Figure 6. PCR Inhibition by Template DNA from FFPE Tissues with Regard to PCR Conditions (dNTP Concentration and Thermal Cycling Profile).

Shown are qPCR results applying a 200-bp fragment within the PITX2 gene locus using template DNA from FFPE tissue (80-1,920 ng) in the presence of 1 U Taq polymerase. (A) dNTP concentrations and (B) annealing and elongation times were varied. Shown are the mean values (± standard deviations) from triplicate measurements.

Figure 7. Inhibitory Effect of Template DNA from FFPE Tissues on PCR with Pfu Polymerase.

A 75-bp PCR fragment within the PITX2 gene locus was amplified using genomic template DNA from FFPE tissue (placenta) in the presence of 1 U and 2 U Pfu polymerase. Shown are the mean values (± standard deviations) from triplicate measurements.

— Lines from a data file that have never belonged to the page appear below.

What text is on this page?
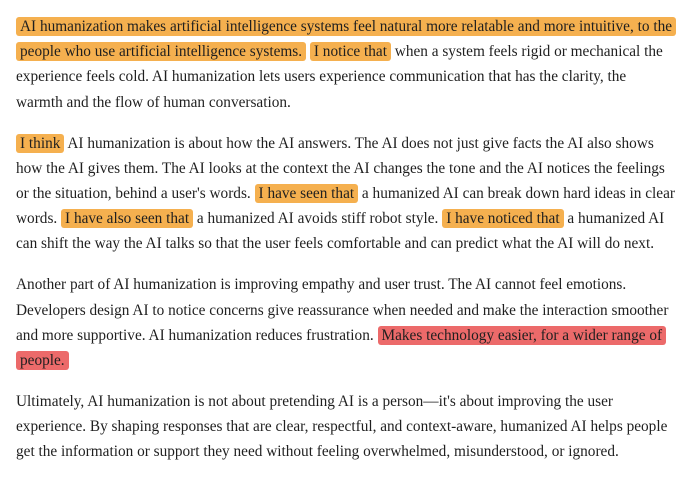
AI humanization makes artificial intelligence systems feel natural more relatable and more intuitive, to the people who use artificial intelligence systems. I notice that when a system feels rigid or mechanical the experience feels cold. AI humanization lets users experience communication that has the clarity, the warmth and the flow of human conversation.

I think AI humanization is about how the AI answers. The AI does not just give facts the AI also shows how the AI gives them. The AI looks at the context the AI changes the tone and the AI notices the feelings or the situation, behind a user's words. I have seen that a humanized AI can break down hard ideas in clear words. I have also seen that a humanized AI avoids stiff robot style. I have noticed that a humanized AI can shift the way the AI talks so that the user feels comfortable and can predict what the AI will do next.

Another part of AI humanization is improving empathy and user trust. The AI cannot feel emotions. Developers design AI to notice concerns give reassurance when needed and make the interaction smoother and more supportive. AI humanization reduces frustration. Makes technology easier, for a wider range of people.

Ultimately, AI humanization is not about pretending AI is a person—it's about improving the user experience. By shaping responses that are clear, respectful, and context-aware, humanized AI helps people get the information or support they need without feeling overwhelmed, misunderstood, or ignored.
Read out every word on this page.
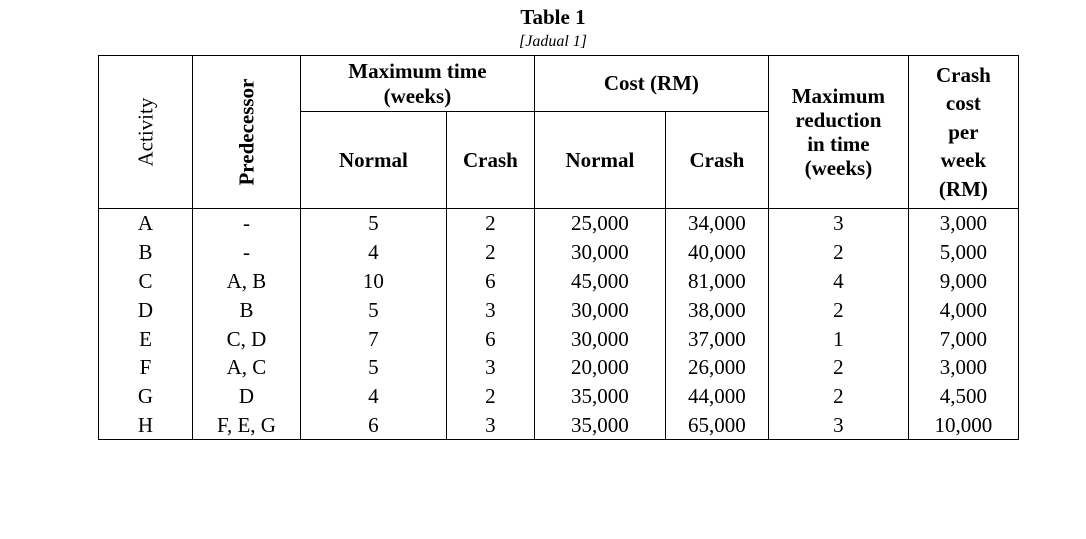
Table 1
[Jadual 1]
Activity	Predecessor	Maximum time (weeks)		Cost (RM)		Maximum reduction in time (weeks)	Crash cost per week (RM)
		Normal	Crash	Normal	Crash		
A	-	5	2	25,000	34,000	3	3,000
B	-	4	2	30,000	40,000	2	5,000
C	A, B	10	6	45,000	81,000	4	9,000
D	B	5	3	30,000	38,000	2	4,000
E	C, D	7	6	30,000	37,000	1	7,000
F	A, C	5	3	20,000	26,000	2	3,000
G	D	4	2	35,000	44,000	2	4,500
H	F, E, G	6	3	35,000	65,000	3	10,000
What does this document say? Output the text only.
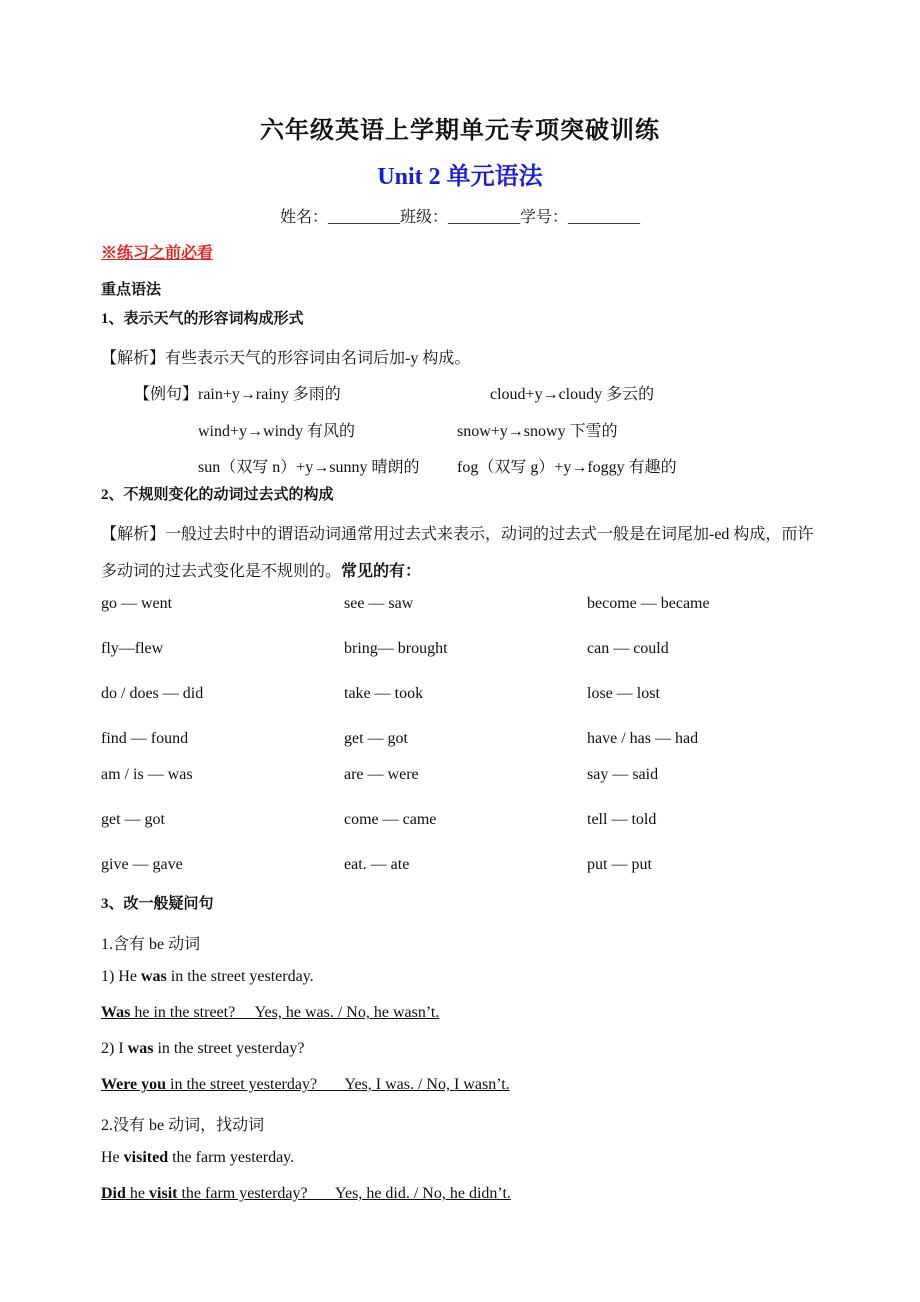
六年级英语上学期单元专项突破训练
Unit 2 单元语法
姓名：_________班级：_________学号：_________
※练习之前必看
重点语法
1、表示天气的形容词构成形式
【解析】有些表示天气的形容词由名词后加-y 构成。
【例句】 rain+y→rainy 多雨的	cloud+y→cloudy 多云的
wind+y→windy 有风的	snow+y→snowy 下雪的
sun（双写 n）+y→sunny 晴朗的 fog（双写 g）+y→foggy 有趣的
2、不规则变化的动词过去式的构成
【解析】一般过去时中的谓语动词通常用过去式来表示，动词的过去式一般是在词尾加-ed 构成，而许
多动词的过去式变化是不规则的。常见的有：
go — went	see — saw	become — became
fly—flew	bring— brought	can — could
do / does — did	take — took	lose — lost
find — found	get — got	have / has — had
am / is — was	are — were	say — said
get — got	come — came	tell — told
give — gave	eat. — ate	put — put
3、改一般疑问句
1.含有 be 动词
1) He was in the street yesterday.
Was he in the street?     Yes, he was. / No, he wasn’t.
2) I was in the street yesterday?
Were you in the street yesterday?       Yes, I was. / No, I wasn’t.
2.没有 be 动词，找动词
He visited the farm yesterday.
Did he visit the farm yesterday?       Yes, he did. / No, he didn’t.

Figure 8. PCR Inhibition by Bisulfite-Converted Template DNA from FFPE Tissues.

(A) qPCR–amplification of different amounts (10–3,840 ng) of bisulfite-converted template DNA from FFPE tissue using a 129-bp PCR fragment within the ACTB gene locus. 1 U and 4 U Taq polymerase were used for qPCR. Shown are the mean values (± standard deviations) from triplicate measurements. (B) PCR amplification of the specific PCR product was confirmed by agarose gel electrophoresis using 1 U (upper panel) and 4 U (lower panel) Taq polymerase.